Il libro d’esordio di Matteo Scandolin, Deus ex Machina di inutile. opuscolo letterario, ha per titolo È tutto qui. Titolo quanto mai azzeccato, direi, perchè in effetti, nelle storie lodelvolmente pubblicate da Intermezzi, c’è davvero tutto Matteo: certe sue malinconie da laguna veneta, l’amicizia elevata a valore, diresti, supremo, l’autoironia sempre in agguato.

E poi, la lettura, l’alcool, la musica. Le figure femminili, presenze quasi immanenti nell’universo scandoliniano. Ritratti di giovani donne complesse, a volte sfuggenti, spesso anni luce più avanti rispetto alle controparti maschili.

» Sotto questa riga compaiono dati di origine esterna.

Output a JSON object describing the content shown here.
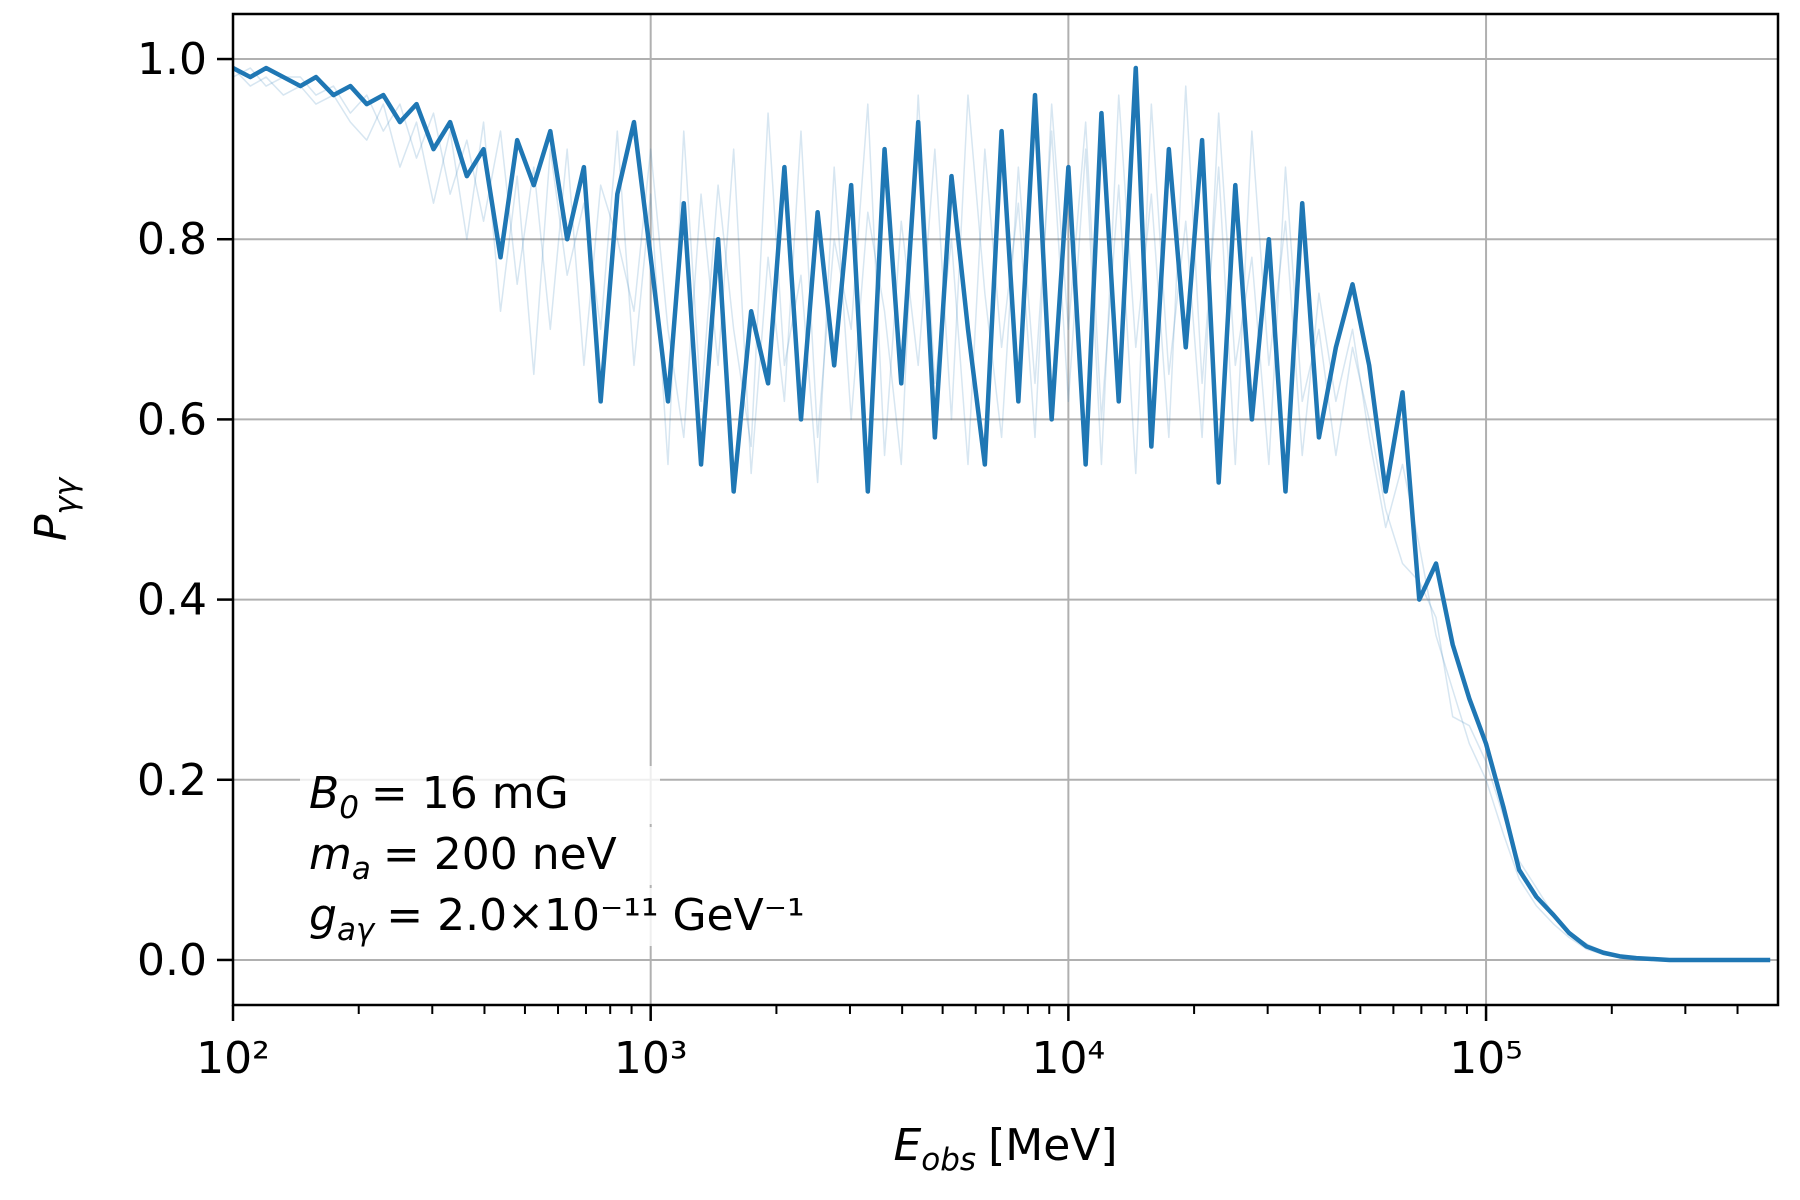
{
  "chart_data": {
    "type": "line",
    "x_label": {
      "symbol": "E",
      "subscript": "obs",
      "unit": "[MeV]"
    },
    "y_label": {
      "symbol": "P",
      "subscript": "γγ"
    },
    "annotations": [
      {
        "symbol": "B",
        "subscript": "0",
        "text": "= 16 mG"
      },
      {
        "symbol": "m",
        "subscript": "a",
        "text": "=  200 neV"
      },
      {
        "symbol": "g",
        "subscript": "aγ",
        "text": "=  2.0×10⁻¹¹ GeV⁻¹"
      }
    ],
    "x_scale": "log",
    "xlim": [
      100,
      500000
    ],
    "ylim": [
      -0.05,
      1.05
    ],
    "xticks": [
      {
        "value": 100,
        "label": "10²"
      },
      {
        "value": 1000,
        "label": "10³"
      },
      {
        "value": 10000,
        "label": "10⁴"
      },
      {
        "value": 100000,
        "label": "10⁵"
      }
    ],
    "xminorticks": [
      200,
      300,
      400,
      500,
      600,
      700,
      800,
      900,
      2000,
      3000,
      4000,
      5000,
      6000,
      7000,
      8000,
      9000,
      20000,
      30000,
      40000,
      50000,
      60000,
      70000,
      80000,
      90000,
      200000,
      300000,
      400000
    ],
    "yticks": [
      {
        "value": 0,
        "label": "0.0"
      },
      0.2,
      0.4,
      0.6,
      0.8,
      {
        "value": 1,
        "label": "1.0"
      }
    ],
    "grid": true,
    "x": [
      100,
      110,
      120,
      132,
      145,
      158,
      174,
      191,
      209,
      229,
      251,
      275,
      302,
      331,
      363,
      398,
      437,
      479,
      525,
      575,
      631,
      692,
      759,
      832,
      912,
      1000,
      1100,
      1200,
      1320,
      1450,
      1580,
      1740,
      1910,
      2090,
      2290,
      2510,
      2750,
      3020,
      3310,
      3630,
      3980,
      4370,
      4790,
      5250,
      5750,
      6310,
      6920,
      7590,
      8320,
      9120,
      10000,
      11000,
      12000,
      13200,
      14500,
      15800,
      17400,
      19100,
      20900,
      22900,
      25100,
      27500,
      30200,
      33100,
      36300,
      39800,
      43700,
      47900,
      52500,
      57500,
      63100,
      69200,
      75900,
      83200,
      91200,
      100000,
      110000,
      120000,
      132000,
      145000,
      158000,
      174000,
      191000,
      209000,
      229000,
      251000,
      275000,
      302000,
      331000,
      363000,
      398000,
      437000,
      479000
    ],
    "series": [
      {
        "color": "#1f77b4",
        "alpha": 0.18,
        "linewidth": 1.5,
        "values": [
          0.98,
          0.99,
          0.97,
          0.98,
          0.98,
          0.96,
          0.97,
          0.94,
          0.96,
          0.92,
          0.95,
          0.89,
          0.94,
          0.85,
          0.91,
          0.82,
          0.92,
          0.75,
          0.88,
          0.7,
          0.9,
          0.66,
          0.86,
          0.8,
          0.72,
          0.9,
          0.7,
          0.58,
          0.85,
          0.66,
          0.9,
          0.54,
          0.78,
          0.62,
          0.92,
          0.58,
          0.8,
          0.7,
          0.95,
          0.56,
          0.82,
          0.66,
          0.9,
          0.6,
          0.96,
          0.74,
          0.58,
          0.88,
          0.64,
          0.92,
          0.62,
          0.9,
          0.55,
          0.96,
          0.68,
          0.85,
          0.58,
          0.97,
          0.64,
          0.88,
          0.55,
          0.92,
          0.66,
          0.82,
          0.56,
          0.74,
          0.62,
          0.7,
          0.58,
          0.48,
          0.55,
          0.46,
          0.36,
          0.3,
          0.24,
          0.2,
          0.14,
          0.09,
          0.06,
          0.04,
          0.025,
          0.012,
          0.006,
          0.003,
          0.0015,
          0.001,
          0,
          0,
          0,
          0,
          0,
          0,
          0
        ]
      },
      {
        "color": "#1f77b4",
        "alpha": 0.18,
        "linewidth": 1.5,
        "values": [
          0.99,
          0.97,
          0.98,
          0.96,
          0.97,
          0.95,
          0.96,
          0.93,
          0.91,
          0.95,
          0.88,
          0.93,
          0.84,
          0.92,
          0.8,
          0.93,
          0.72,
          0.87,
          0.65,
          0.9,
          0.76,
          0.84,
          0.7,
          0.92,
          0.66,
          0.85,
          0.55,
          0.92,
          0.62,
          0.86,
          0.7,
          0.57,
          0.94,
          0.66,
          0.76,
          0.53,
          0.88,
          0.6,
          0.83,
          0.72,
          0.55,
          0.96,
          0.64,
          0.8,
          0.55,
          0.9,
          0.68,
          0.84,
          0.58,
          0.95,
          0.7,
          0.93,
          0.6,
          0.86,
          0.54,
          0.95,
          0.65,
          0.82,
          0.58,
          0.94,
          0.66,
          0.78,
          0.55,
          0.88,
          0.62,
          0.7,
          0.56,
          0.68,
          0.6,
          0.5,
          0.44,
          0.42,
          0.38,
          0.27,
          0.26,
          0.22,
          0.16,
          0.11,
          0.08,
          0.05,
          0.03,
          0.018,
          0.009,
          0.005,
          0.002,
          0.001,
          0,
          0,
          0,
          0,
          0,
          0,
          0
        ]
      },
      {
        "color": "#1f77b4",
        "alpha": 1,
        "linewidth": 4.5,
        "values": [
          0.99,
          0.98,
          0.99,
          0.98,
          0.97,
          0.98,
          0.96,
          0.97,
          0.95,
          0.96,
          0.93,
          0.95,
          0.9,
          0.93,
          0.87,
          0.9,
          0.78,
          0.91,
          0.86,
          0.92,
          0.8,
          0.88,
          0.62,
          0.85,
          0.93,
          0.78,
          0.62,
          0.84,
          0.55,
          0.8,
          0.52,
          0.72,
          0.64,
          0.88,
          0.6,
          0.83,
          0.66,
          0.86,
          0.52,
          0.9,
          0.64,
          0.93,
          0.58,
          0.87,
          0.7,
          0.55,
          0.92,
          0.62,
          0.96,
          0.6,
          0.88,
          0.55,
          0.94,
          0.62,
          0.99,
          0.57,
          0.9,
          0.68,
          0.91,
          0.53,
          0.86,
          0.6,
          0.8,
          0.52,
          0.84,
          0.58,
          0.68,
          0.75,
          0.66,
          0.52,
          0.63,
          0.4,
          0.44,
          0.35,
          0.29,
          0.24,
          0.17,
          0.1,
          0.07,
          0.05,
          0.03,
          0.015,
          0.008,
          0.004,
          0.002,
          0.001,
          0,
          0,
          0,
          0,
          0,
          0,
          0
        ]
      }
    ]
  }
}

Poi, come accennavo, c’è anche l’elemento alcolico, presente però non tanto nell’accezione bukovskiana, – folkloristica  quanto vuoi, ma in fondo autodistruttiva. No. I personaggi cui dà voce Matteo ricorrono alle gioie elargite da Dioniso con un approccio che piacerebbe al buon Guccini: il vino – ma non solo quello, eh! – esprime positività, allegria, divenendo anche mezzo di aggregazione. E se poi reca con sè certi tipici effetti collaterali, beh, anche questo fa parte del gioco.

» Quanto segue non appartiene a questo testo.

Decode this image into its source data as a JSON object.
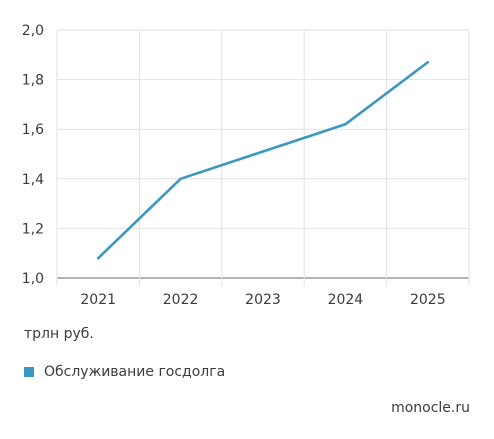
{
  "chart_data": {
    "type": "line",
    "x": [
      "2021",
      "2022",
      "2023",
      "2024",
      "2025"
    ],
    "series": [
      {
        "name": "Обслуживание госдолга",
        "values": [
          1.08,
          1.4,
          1.51,
          1.62,
          1.87
        ],
        "color": "#3a97c2"
      }
    ],
    "ylim": [
      1.0,
      2.0
    ],
    "yticks": [
      "1,0",
      "1,2",
      "1,4",
      "1,6",
      "1,8",
      "2,0"
    ],
    "ytick_values": [
      1.0,
      1.2,
      1.4,
      1.6,
      1.8,
      2.0
    ],
    "ylabel": "трлн руб.",
    "grid": true,
    "legend_position": "bottom-left"
  },
  "source": "monocle.ru"
}
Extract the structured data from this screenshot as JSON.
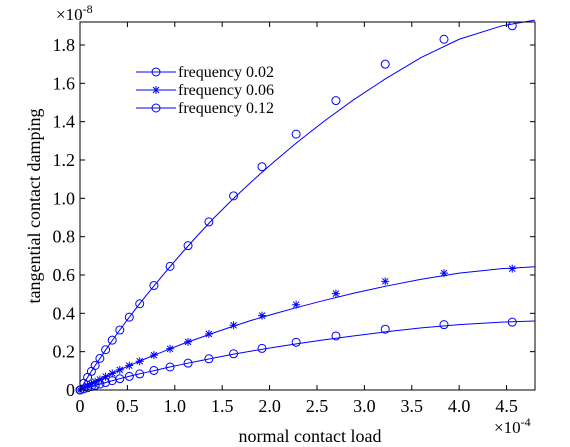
{
  "chart_data": {
    "type": "line",
    "title": "",
    "xlabel": "normal contact load",
    "ylabel": "tangential contact damping",
    "x_multiplier": "×10",
    "x_exponent": "-4",
    "y_multiplier": "×10",
    "y_exponent": "-8",
    "xlim": [
      0,
      4.8
    ],
    "ylim": [
      0,
      1.92
    ],
    "x_ticks": [
      0,
      0.5,
      1.0,
      1.5,
      2.0,
      2.5,
      3.0,
      3.5,
      4.0,
      4.5
    ],
    "x_tick_labels": [
      "0",
      "0.5",
      "1.0",
      "1.5",
      "2.0",
      "2.5",
      "3.0",
      "3.5",
      "4.0",
      "4.5"
    ],
    "y_ticks": [
      0,
      0.2,
      0.4,
      0.6,
      0.8,
      1.0,
      1.2,
      1.4,
      1.6,
      1.8
    ],
    "y_tick_labels": [
      "0",
      "0.2",
      "0.4",
      "0.6",
      "0.8",
      "1.0",
      "1.2",
      "1.4",
      "1.6",
      "1.8"
    ],
    "grid": false,
    "legend_position": "top-left",
    "line_color": "#0000ff",
    "series": [
      {
        "name": "frequency 0.02",
        "marker": "circle",
        "x": [
          0,
          0.005,
          0.01,
          0.02,
          0.03,
          0.045,
          0.06,
          0.08,
          0.1,
          0.13,
          0.16,
          0.2,
          0.25,
          0.3,
          0.36,
          0.42,
          0.5,
          0.59,
          0.69,
          0.8,
          0.93,
          1.08,
          1.24,
          1.41,
          1.6,
          1.82,
          2.05,
          2.3,
          2.58,
          2.88,
          3.22,
          3.6,
          4.0,
          4.45,
          4.8
        ],
        "y": [
          0,
          0.005,
          0.009,
          0.018,
          0.026,
          0.038,
          0.05,
          0.066,
          0.082,
          0.105,
          0.128,
          0.157,
          0.194,
          0.23,
          0.272,
          0.313,
          0.367,
          0.425,
          0.488,
          0.555,
          0.632,
          0.718,
          0.806,
          0.896,
          0.99,
          1.092,
          1.192,
          1.296,
          1.404,
          1.512,
          1.623,
          1.735,
          1.83,
          1.9,
          1.93
        ],
        "markers_x": [
          0,
          0.04,
          0.08,
          0.12,
          0.16,
          0.21,
          0.27,
          0.34,
          0.42,
          0.52,
          0.63,
          0.78,
          0.95,
          1.14,
          1.36,
          1.62,
          1.92,
          2.28,
          2.7,
          3.22,
          3.84,
          4.56
        ],
        "markers_y": [
          0,
          0.035,
          0.066,
          0.097,
          0.128,
          0.165,
          0.21,
          0.26,
          0.313,
          0.38,
          0.45,
          0.545,
          0.645,
          0.753,
          0.877,
          1.013,
          1.165,
          1.335,
          1.51,
          1.7,
          1.83,
          1.9
        ]
      },
      {
        "name": "frequency 0.06",
        "marker": "star",
        "x": [
          0,
          0.005,
          0.01,
          0.02,
          0.03,
          0.045,
          0.06,
          0.08,
          0.1,
          0.13,
          0.16,
          0.2,
          0.25,
          0.3,
          0.36,
          0.42,
          0.5,
          0.59,
          0.69,
          0.8,
          0.93,
          1.08,
          1.24,
          1.41,
          1.6,
          1.82,
          2.05,
          2.3,
          2.58,
          2.88,
          3.22,
          3.6,
          4.0,
          4.45,
          4.8
        ],
        "y": [
          0,
          0.002,
          0.003,
          0.006,
          0.009,
          0.013,
          0.017,
          0.022,
          0.028,
          0.035,
          0.043,
          0.053,
          0.065,
          0.077,
          0.091,
          0.105,
          0.123,
          0.142,
          0.163,
          0.185,
          0.211,
          0.24,
          0.268,
          0.298,
          0.33,
          0.365,
          0.398,
          0.432,
          0.468,
          0.504,
          0.541,
          0.578,
          0.61,
          0.633,
          0.643
        ],
        "markers_x": [
          0,
          0.04,
          0.08,
          0.12,
          0.16,
          0.21,
          0.27,
          0.34,
          0.42,
          0.52,
          0.63,
          0.78,
          0.95,
          1.14,
          1.36,
          1.62,
          1.92,
          2.28,
          2.7,
          3.22,
          3.84,
          4.56
        ],
        "markers_y": [
          0,
          0.012,
          0.022,
          0.032,
          0.043,
          0.055,
          0.07,
          0.087,
          0.105,
          0.127,
          0.15,
          0.182,
          0.215,
          0.251,
          0.292,
          0.338,
          0.388,
          0.445,
          0.503,
          0.567,
          0.61,
          0.633
        ]
      },
      {
        "name": "frequency 0.12",
        "marker": "circle",
        "x": [
          0,
          0.005,
          0.01,
          0.02,
          0.03,
          0.045,
          0.06,
          0.08,
          0.1,
          0.13,
          0.16,
          0.2,
          0.25,
          0.3,
          0.36,
          0.42,
          0.5,
          0.59,
          0.69,
          0.8,
          0.93,
          1.08,
          1.24,
          1.41,
          1.6,
          1.82,
          2.05,
          2.3,
          2.58,
          2.88,
          3.22,
          3.6,
          4.0,
          4.45,
          4.8
        ],
        "y": [
          0,
          0.001,
          0.002,
          0.003,
          0.005,
          0.007,
          0.009,
          0.012,
          0.015,
          0.019,
          0.024,
          0.029,
          0.036,
          0.043,
          0.051,
          0.059,
          0.069,
          0.08,
          0.091,
          0.103,
          0.118,
          0.134,
          0.15,
          0.167,
          0.185,
          0.204,
          0.223,
          0.242,
          0.262,
          0.282,
          0.303,
          0.324,
          0.341,
          0.354,
          0.36
        ],
        "markers_x": [
          0,
          0.04,
          0.08,
          0.12,
          0.16,
          0.21,
          0.27,
          0.34,
          0.42,
          0.52,
          0.63,
          0.78,
          0.95,
          1.14,
          1.36,
          1.62,
          1.92,
          2.28,
          2.7,
          3.22,
          3.84,
          4.56
        ],
        "markers_y": [
          0,
          0.006,
          0.012,
          0.018,
          0.024,
          0.031,
          0.039,
          0.049,
          0.059,
          0.071,
          0.084,
          0.102,
          0.12,
          0.14,
          0.163,
          0.189,
          0.217,
          0.249,
          0.282,
          0.317,
          0.341,
          0.354
        ]
      }
    ]
  }
}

Due parole sulla copertina, di grande effetto. Ha un che di locandina di film superoistico, almeno ai miei occhi. Ti aspetteresti quasi di veder comparire da un momento all’altro il buon vecchio Spidey in disinvolta arrampicata. Ma forse, chissà, potrebbe esserci in agguato anche un certo, micidiale, folletto verde… Del resto, anche la vita descritta da MS con una scrittura carveriana, qua e là screziata di piacevoli svisate liriche alla Baricco, è fatta di luci e ombre. Ombre che spesso vengono rischiarate, nei racconti contenuti in questo volume, da uno sguardo disincantato e dalla consapevolezza che, per citare Roberto Vecchioni, questa vita è niente, ma non è poco.